Although you might seem to be standing still, you’re actually moving quickly. Depending on where you are on the planet, you could be traveling through space at a speed of just over 1,000 miles per hour. The fastest moving people are those who live near the equator, while those who reside at the North or South poles are completely still. (Put a basketball on your finger and spin it.) A point on the ball’s equator at random will travel a greater distance in a single spin than a point close to your finger. The equator’s point is moving faster as a result.)

The 10 Most Interesting Facts About Earth

The Sun revolves around the earth.

Oh, and the Earth is still moving around the Sun at a speed of 107,826 kilometers per hour (or 67,000 mph).

The Earth is an ancient planet.

By dating the planet’s oldest rocks and surface-found meteorites, scientists can determine the age of the Earth (meteorites and Earth formed at the same time, when the solar system was forming). How did they find out? Estimates place the planet’s age at 4.54 billion years.


The earth is a recycling machine.

The ground you are standing on was built using recycled materials. The Earth’s rock cycle involves the transformation of igneous rocks into sedimentary rocks, metamorphic rocks, and back again.

The cycle doesn’t completely circle, but the fundamentals operate as follows: Magma rises from the Earth’s interior and turns into rock (the igneous part). Tectonic forces lift the rock to the surface, where erosion whittles away at it. These tiny particles are deposited, buried, and compressed into sedimentary rocks like sandstone by pressure from above. Deeper burial exposes sedimentary rocks to pressure and heat, which “cook” them into metamorphic rocks.

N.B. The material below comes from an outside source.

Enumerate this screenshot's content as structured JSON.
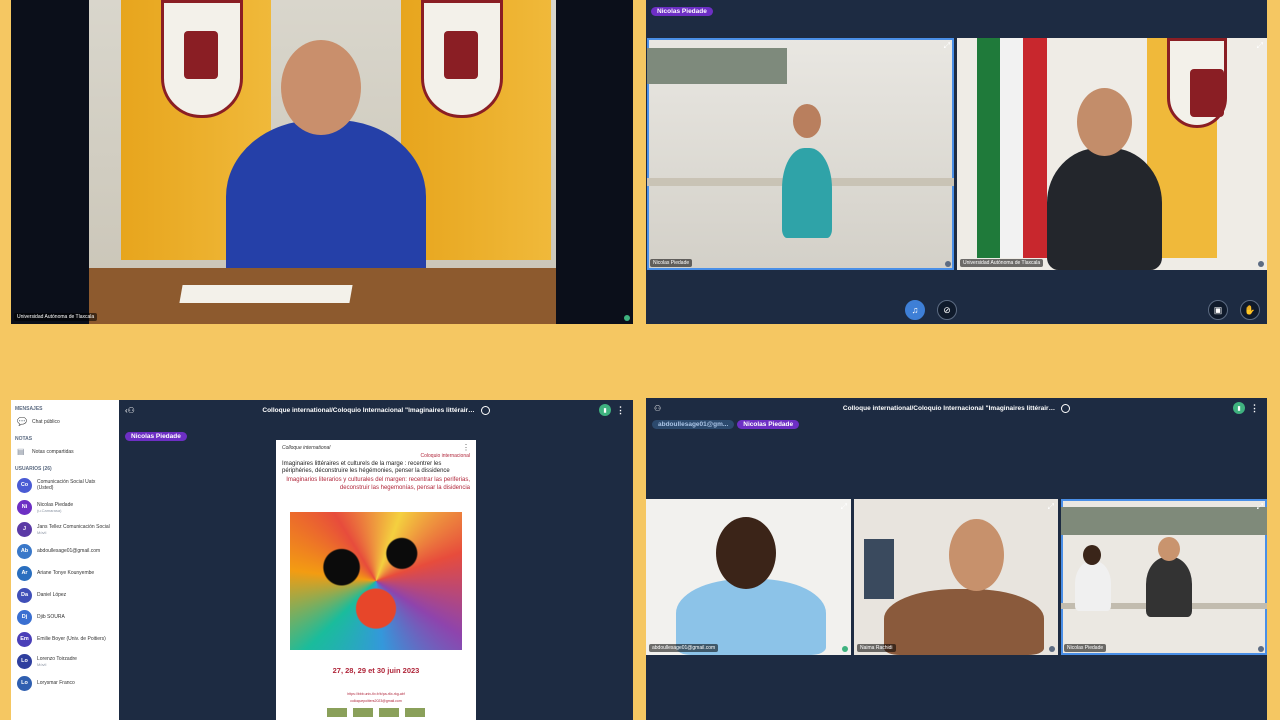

Sedimentary rocks can, of course, undergo further erosion, and metamorphic rocks can undergo further uplift. But if metamorphic rocks get stuck in a subduction zone, where one piece of crust pushes under another, they might turn back into magma.

The 10 Most Interesting Facts About Earth

Our moon trembles

The Earth’s moon appears to be inactive and dormant. However, there are still occasional tremors due to moonquakes, or “earthquakes” on the moon. On the moon, earthquakes are less frequent and weaker than they are on Earth.

According to USGS scientists, tidal stresses brought on by the shifting distance between the Earth and the moon frequently cause moonquakes. Between the lunar surface and its base, at great depths, moonquakes are much more likely to occur.

The largest earthquake occurred in Alaska.

As of March 2016, a magnitude 9.2 earthquake that occurred in Prince William Sound, Alaska, on Good Friday, March 28, 1964, was the largest earthquake to ever hit the United States. The largest earthquake ever recorded, with a magnitude of 9.5, occurred in Chile on May 22, 1960, according to the United States Geological Survey (USGS).

Libya is the hottest spot.

El Azizia, Libya, is the hottest place on Earth, according to NASA Earth Observatory, where weather station data shows the temperature reached 136 degrees Fahrenheit (57.8 degrees Celsius) on September 13, 1922. Outside of the network of weather stations, there were probably hotter locations.